Ortho - repetitive, must do fellowships to be well off, lots of trauma/on call/emergencies, majority of work is in OR.

Uro: evolving, genitals!!!, less emergencies/calls. majority of work is outpatient
 
Here is what I have heard you ortho guys can comment on this:

Ortho - repetitive, must do fellowships to be well off, lots of trauma/on call/emergencies, majority of work is in OR.

Uro: evolving, genitals!!!, less emergencies/calls. majority of work is outpatient

You've got more bias than the new york times... how do you classify uro as evolving but ortho as repetitive -- All specialties are "repetitive" because you see the same problems many times, that's the only way to get good at something.

Furthermore, it's stupid that your school makes you choose pathways before you do rotations in everything.
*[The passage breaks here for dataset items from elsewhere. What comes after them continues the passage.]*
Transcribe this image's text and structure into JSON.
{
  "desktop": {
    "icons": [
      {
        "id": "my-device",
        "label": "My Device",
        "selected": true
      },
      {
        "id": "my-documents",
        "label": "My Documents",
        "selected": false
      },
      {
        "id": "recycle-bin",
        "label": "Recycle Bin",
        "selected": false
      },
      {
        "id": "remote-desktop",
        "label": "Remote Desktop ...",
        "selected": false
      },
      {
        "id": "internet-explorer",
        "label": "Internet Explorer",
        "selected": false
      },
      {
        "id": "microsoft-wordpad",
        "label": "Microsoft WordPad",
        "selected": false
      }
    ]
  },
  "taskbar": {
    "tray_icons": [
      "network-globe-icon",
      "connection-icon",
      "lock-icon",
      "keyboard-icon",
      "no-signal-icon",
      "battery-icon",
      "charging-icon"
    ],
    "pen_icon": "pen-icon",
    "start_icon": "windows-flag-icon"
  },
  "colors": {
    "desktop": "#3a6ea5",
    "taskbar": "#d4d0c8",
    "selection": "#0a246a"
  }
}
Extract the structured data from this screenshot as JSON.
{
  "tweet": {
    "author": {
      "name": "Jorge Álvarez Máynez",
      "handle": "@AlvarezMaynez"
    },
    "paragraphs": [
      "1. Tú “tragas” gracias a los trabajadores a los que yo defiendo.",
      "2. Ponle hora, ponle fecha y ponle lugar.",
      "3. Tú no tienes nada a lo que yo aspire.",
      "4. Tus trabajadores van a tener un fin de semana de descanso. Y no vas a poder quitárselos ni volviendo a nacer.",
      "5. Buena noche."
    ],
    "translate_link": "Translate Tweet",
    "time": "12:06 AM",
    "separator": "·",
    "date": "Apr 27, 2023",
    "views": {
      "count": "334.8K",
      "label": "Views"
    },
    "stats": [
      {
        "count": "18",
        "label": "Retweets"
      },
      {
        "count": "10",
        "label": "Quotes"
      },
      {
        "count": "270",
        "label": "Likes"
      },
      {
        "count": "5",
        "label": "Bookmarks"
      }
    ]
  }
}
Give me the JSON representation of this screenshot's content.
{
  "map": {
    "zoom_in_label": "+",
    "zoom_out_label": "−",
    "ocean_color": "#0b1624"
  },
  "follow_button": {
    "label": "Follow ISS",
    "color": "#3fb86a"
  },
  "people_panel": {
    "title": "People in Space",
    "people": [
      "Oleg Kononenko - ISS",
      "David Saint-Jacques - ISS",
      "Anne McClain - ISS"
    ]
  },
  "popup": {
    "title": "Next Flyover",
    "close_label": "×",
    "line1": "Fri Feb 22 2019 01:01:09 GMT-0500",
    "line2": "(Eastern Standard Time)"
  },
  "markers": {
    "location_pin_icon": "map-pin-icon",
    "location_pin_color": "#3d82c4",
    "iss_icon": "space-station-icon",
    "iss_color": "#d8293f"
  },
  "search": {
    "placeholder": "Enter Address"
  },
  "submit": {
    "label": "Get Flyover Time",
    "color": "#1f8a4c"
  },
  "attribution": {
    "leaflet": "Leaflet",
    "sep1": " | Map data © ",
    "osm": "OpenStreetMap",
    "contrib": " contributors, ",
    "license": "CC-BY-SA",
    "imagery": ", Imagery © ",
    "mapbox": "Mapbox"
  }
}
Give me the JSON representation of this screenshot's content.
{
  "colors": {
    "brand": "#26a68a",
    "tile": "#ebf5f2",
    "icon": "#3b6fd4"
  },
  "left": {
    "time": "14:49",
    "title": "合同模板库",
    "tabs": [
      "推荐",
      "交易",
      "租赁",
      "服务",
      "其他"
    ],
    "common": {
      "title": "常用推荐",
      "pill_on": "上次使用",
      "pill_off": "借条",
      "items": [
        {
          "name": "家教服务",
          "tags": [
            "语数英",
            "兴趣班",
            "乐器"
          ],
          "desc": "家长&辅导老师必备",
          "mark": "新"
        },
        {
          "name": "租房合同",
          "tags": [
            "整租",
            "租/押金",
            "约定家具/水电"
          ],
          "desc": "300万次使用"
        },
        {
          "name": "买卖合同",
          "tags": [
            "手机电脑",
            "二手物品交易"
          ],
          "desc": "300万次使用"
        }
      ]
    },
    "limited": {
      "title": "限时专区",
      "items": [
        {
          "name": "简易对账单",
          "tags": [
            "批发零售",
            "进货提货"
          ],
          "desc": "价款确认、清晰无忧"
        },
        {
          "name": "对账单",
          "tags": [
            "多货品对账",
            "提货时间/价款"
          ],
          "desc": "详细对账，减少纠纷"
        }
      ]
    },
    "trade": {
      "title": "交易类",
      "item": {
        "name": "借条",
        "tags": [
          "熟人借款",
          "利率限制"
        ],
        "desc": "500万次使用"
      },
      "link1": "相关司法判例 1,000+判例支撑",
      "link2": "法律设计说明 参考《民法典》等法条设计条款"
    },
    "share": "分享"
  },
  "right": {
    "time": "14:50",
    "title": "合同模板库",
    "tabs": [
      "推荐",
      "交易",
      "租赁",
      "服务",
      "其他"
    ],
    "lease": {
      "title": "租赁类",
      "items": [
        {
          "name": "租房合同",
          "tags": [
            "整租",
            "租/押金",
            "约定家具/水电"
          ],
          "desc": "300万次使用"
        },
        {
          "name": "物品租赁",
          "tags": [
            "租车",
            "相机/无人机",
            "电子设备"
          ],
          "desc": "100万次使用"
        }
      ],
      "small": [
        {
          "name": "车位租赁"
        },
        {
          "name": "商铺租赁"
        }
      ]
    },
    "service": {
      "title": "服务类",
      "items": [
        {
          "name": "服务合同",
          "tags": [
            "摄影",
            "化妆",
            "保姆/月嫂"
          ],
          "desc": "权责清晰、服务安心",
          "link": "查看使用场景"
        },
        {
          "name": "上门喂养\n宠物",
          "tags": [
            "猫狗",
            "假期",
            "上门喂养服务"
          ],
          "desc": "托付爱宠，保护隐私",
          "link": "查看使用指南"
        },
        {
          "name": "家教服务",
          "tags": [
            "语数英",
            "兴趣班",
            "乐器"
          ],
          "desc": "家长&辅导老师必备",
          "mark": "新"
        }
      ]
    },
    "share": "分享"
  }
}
There aren't many similarities between urology and ortho besides them both being surgical and having high reimbursements.

Think which problems you find more interesting and could see yourself enjoying most for the remainder of your career.

I liked ortho because I thought trauma was cool, and like the variety of possible subspecialties: sports medicine, spine surgery, hand surgery. Plus patients tend to get better - very gratifying. Depending on where you do residency you do not have to do a fellowship to do well, there is high demand for general orthopedists.

Urology I thought was interesting. they did a lot of prostate stuff, which I don't like as much -- kind of depressing to me. You can have more of an office based practice doing smaller procedures and cystoscopies. Or you can be doing big open surgeries, like bladder resections/reconstructions and whatever else urologists do.

Uro definitely gets less ER call than ortho.
 
Here is what I have heard you ortho guys can comment on this:

Ortho - repetitive, must do fellowships to be well off, lots of trauma/on call/emergencies, majority of work is in OR.

If you're good at it, it's repetitive.

If it's new and novel, it's a lawsuit waiting to happen.

And is there really a requirement to do fellowships in order to be "well off"?
 
And is there really a requirement to do fellowships in order to be "well off"?

To answer the OPs/your question (I'm not sure if it is rhetorical), absolutely not. General orthopods working in smaller communities are very well compensated. Your need to do a fellowship depends on your comfort level after residency and/or if you want to work in a larger city or with a large multispecialty group practice.

The current trend seems to be to receive fellowship training.